The narrative nature of these films inevitably pulled attention away from both the notional action playing out below, and the endlessly absorbing complexities of Messiaen’s score. A gift in poverty, a devotion to the outcast, a dedication to music: all worthy subjects, sensitively treated by Delnon and his colleagues as secular homilies. I question, though, whether Francis’ willed submission to the pain of the Crucifixion, in the Stigmata scene of Act 3, is the right place for a debate about assisted dying. At any rate, the chromatic infusion of pain and light and ecstasy at this point became the dissonant soundtrack to a visit to a hospice, and it was a relief when the screen went dark for the final scene. Here too, though, bathos intervened when Imbrailo finished his dying speech, stepped back from the music-stand, lay down on the platform and “died”.
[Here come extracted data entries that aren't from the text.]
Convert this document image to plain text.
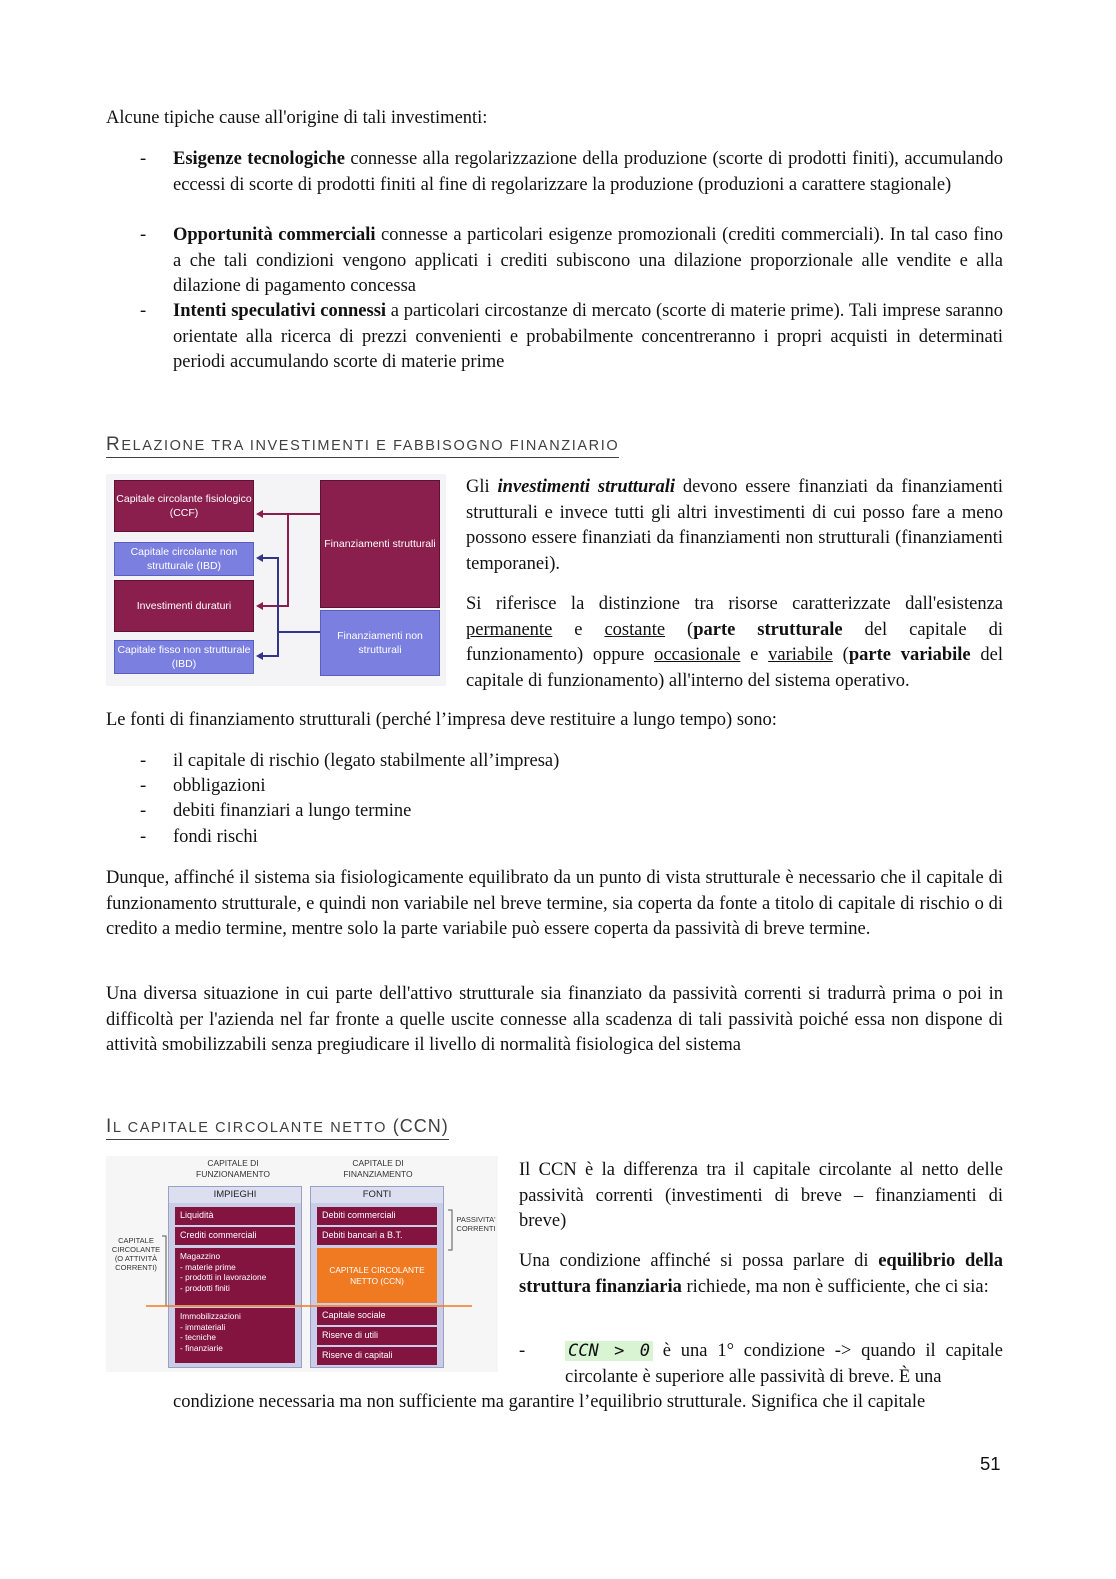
Alcune tipiche cause all'origine di tali investimenti:

- Esigenze tecnologiche connesse alla regolarizzazione della produzione (scorte di prodotti finiti), accumulando eccessi di scorte di prodotti finiti al fine di regolarizzare la produzione (produzioni a carattere stagionale)

- Opportunità commerciali connesse a particolari esigenze promozionali (crediti commerciali). In tal caso fino a che tali condizioni vengono applicati i crediti subiscono una dilazione proporzionale alle vendite e alla dilazione di pagamento concessa

- Intenti speculativi connessi a particolari circostanze di mercato (scorte di materie prime). Tali imprese saranno orientate alla ricerca di prezzi convenienti e probabilmente concentreranno i propri acquisti in determinati periodi accumulando scorte di materie prime

RELAZIONE TRA INVESTIMENTI E FABBISOGNO FINANZIARIO
Capitale circolante fisiologico (CCF)
Capitale circolante non strutturale (IBD)
Investimenti duraturi
Capitale fisso non strutturale (IBD)
Finanziamenti strutturali
Finanziamenti non strutturali

Gli investimenti strutturali devono essere finanziati da finanziamenti strutturali e invece tutti gli altri investimenti di cui posso fare a meno possono essere finanziati da finanziamenti non strutturali (finanziamenti temporanei).

Si riferisce la distinzione tra risorse caratterizzate dall'esistenza permanente e costante (parte strutturale del capitale di funzionamento) oppure occasionale e variabile (parte variabile del capitale di funzionamento) all'interno del sistema operativo.

Le fonti di finanziamento strutturali (perché l’impresa deve restituire a lungo tempo) sono:

- il capitale di rischio (legato stabilmente all’impresa)
- obbligazioni
- debiti finanziari a lungo termine
- fondi rischi

Dunque, affinché il sistema sia fisiologicamente equilibrato da un punto di vista strutturale è necessario che il capitale di funzionamento strutturale, e quindi non variabile nel breve termine, sia coperta da fonte a titolo di capitale di rischio o di credito a medio termine, mentre solo la parte variabile può essere coperta da passività di breve termine.

Una diversa situazione in cui parte dell'attivo strutturale sia finanziato da passività correnti si tradurrà prima o poi in difficoltà per l'azienda nel far fronte a quelle uscite connesse alla scadenza di tali passività poiché essa non dispone di attività smobilizzabili senza pregiudicare il livello di normalità fisiologica del sistema

IL CAPITALE CIRCOLANTE NETTO (CCN)
CAPITALE DI FUNZIONAMENTO
CAPITALE DI FINANZIAMENTO
IMPIEGHI
Liquidità
Crediti commerciali
Magazzino
- materie prime
- prodotti in lavorazione
- prodotti finiti
Immobilizzazioni
- immateriali
- tecniche
- finanziarie
FONTI
Debiti commerciali
Debiti bancari a B.T.
CAPITALE CIRCOLANTE NETTO (CCN)
Capitale sociale
Riserve di utili
Riserve di capitali
CAPITALE CIRCOLANTE (O ATTIVITÀ CORRENTI)
PASSIVITA' CORRENTI

Il CCN è la differenza tra il capitale circolante al netto delle passività correnti (investimenti di breve – finanziamenti di breve)

Una condizione affinché si possa parlare di equilibrio della struttura finanziaria richiede, ma non è sufficiente, che ci sia:

-	CCN > 0 è una 1° condizione -> quando il capitale circolante è superiore alle passività di breve. È una

condizione necessaria ma non sufficiente ma garantire l’equilibrio strutturale. Significa che il capitale

51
Perhaps the nature of the space made more than such symbolic presentation impossible. A straightforward concert performance might at least have conveyed more of the sense of community which lies at the heart of the opera’s story. The appearances of Anna Prohaska’s Angel injected some dramatic tension, especially sung with her characteristically edgy blend of pure tone and light vibrato. Anthony Gregory sang the Leper with the quasi-liturgical restraint that also deprived the lesser brothers of their individuality. Kent Nagano has conducted Saint François more often than anyone else, but on this occasion it was hard to feel that he was leading more than a carefully prepared rehearsal for the real thing: sonically overwhelming, dramatically inert.